I have seen many loggers using operator<<
to read log messages and write them on file:
template<typename T>
Logger& Logger::operator<<(Logger& l, const T& s) {
l.logStream << s;
return l;
}
...
Logger log;
log << "Test message " << 123;
I want the log to be flushed after "Test message"
and 123
are written to the stream. However, rather than the user being in control of the flushing, I want the logger to flush the stream when it reaches the ;
.
How can I do that?
Two solutions came to my mind, but I find both not acceptable:
I could put the new line at the beginning of each log message, so that the previous log is flushed, and in case of a crash all we loose is the current log.
operator<<
could flush. But flushing on each invocation of <<
incurs a big performance penalty due to the number of write operations on disk (wearing). I want the flush to involve the whole message.
I would like "TestMessage" << 123 to be flushed all together, in a single operation.

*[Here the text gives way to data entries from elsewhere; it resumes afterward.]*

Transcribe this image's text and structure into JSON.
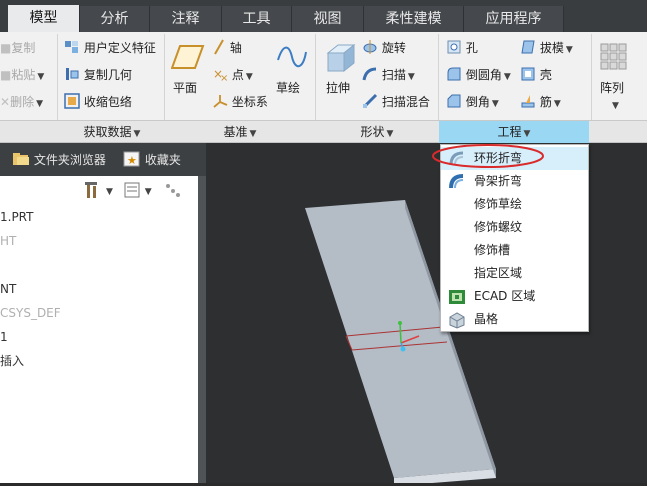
{
  "tabs": [
    {
      "label": "模型",
      "active": true
    },
    {
      "label": "分析"
    },
    {
      "label": "注释"
    },
    {
      "label": "工具"
    },
    {
      "label": "视图"
    },
    {
      "label": "柔性建模"
    },
    {
      "label": "应用程序"
    }
  ],
  "ribbon": {
    "operations": {
      "copy": "复制",
      "paste": "粘贴",
      "delete": "删除"
    },
    "get_data": {
      "udf": "用户定义特征",
      "copy_geom": "复制几何",
      "shrinkwrap": "收缩包络",
      "label": "获取数据"
    },
    "datum": {
      "plane": "平面",
      "axis": "轴",
      "point": "点",
      "csys": "坐标系",
      "sketch": "草绘",
      "label": "基准"
    },
    "shapes": {
      "extrude": "拉伸",
      "revolve": "旋转",
      "sweep": "扫描",
      "swept_blend": "扫描混合",
      "label": "形状"
    },
    "engineering": {
      "hole": "孔",
      "round": "倒圆角",
      "chamfer": "倒角",
      "draft": "拔模",
      "shell": "壳",
      "rib": "筋",
      "label": "工程"
    },
    "pattern": {
      "label": "阵列"
    }
  },
  "left_panel": {
    "tab_folder": "文件夹浏览器",
    "tab_fav": "收藏夹",
    "tree": [
      "1.PRT",
      "HT",
      "",
      "NT",
      "CSYS_DEF",
      "1",
      "插入"
    ]
  },
  "dropdown": {
    "items": [
      {
        "label": "环形折弯",
        "highlight": true
      },
      {
        "label": "骨架折弯"
      },
      {
        "label": "修饰草绘"
      },
      {
        "label": "修饰螺纹"
      },
      {
        "label": "修饰槽"
      },
      {
        "label": "指定区域"
      },
      {
        "label": "ECAD 区域"
      },
      {
        "label": "晶格"
      }
    ]
  }
}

You can do that by returning a proxy object from log::operator<<
that has its own proxy::operator<<
which forwards to log::operator<<
, and flushes in its destructor.
Something along the line of
#include <iostream>
#include <iomanip>
struct Logger {
std::ostream& out = std::cout;
};
struct ProxyLogger {
Logger& l;
explicit ProxyLogger(Logger& l) : l(l) {}
template <typename T>
ProxyLogger& operator<<(const T& s) {
l.out << s;
return *this;
}
~ProxyLogger();
};
template<typename T>
ProxyLogger operator<<(Logger& l, const T& s) {
l.out << s;
return ProxyLogger(l);
}
ProxyLogger::~ProxyLogger() { l.out << "hello proxy" << std::flush; }
int main() {
Logger log;
log << "test" << 123;
}
test123hello proxy
The proxy adds hello proxy
to the message in its destructor for illustration.
The code you posted is somewhat bogus. Your operator<<
is a member function but has an additional Logger&
parameter. Thats not how you are going to get log << "test";
to work. Make it either a friend with the explicit argument or a member without.
Moreoever, a templated operator<<
looks rather cool at first, but as soon as you want to handle iomanipulators, as eg std::flush
, things get hairy, because most of them are function templates. I avoided passing the iomanipulator through Logger::operator<<
by letting the proxy pipe to the stream directly. You may want to make the Logger
s stream private and the proxy a friend. Making io manipulators actually work with this approach I consider as beyond the scope of this question.
For further reading I refer you to articles about RAII (resource acquisition is initialization).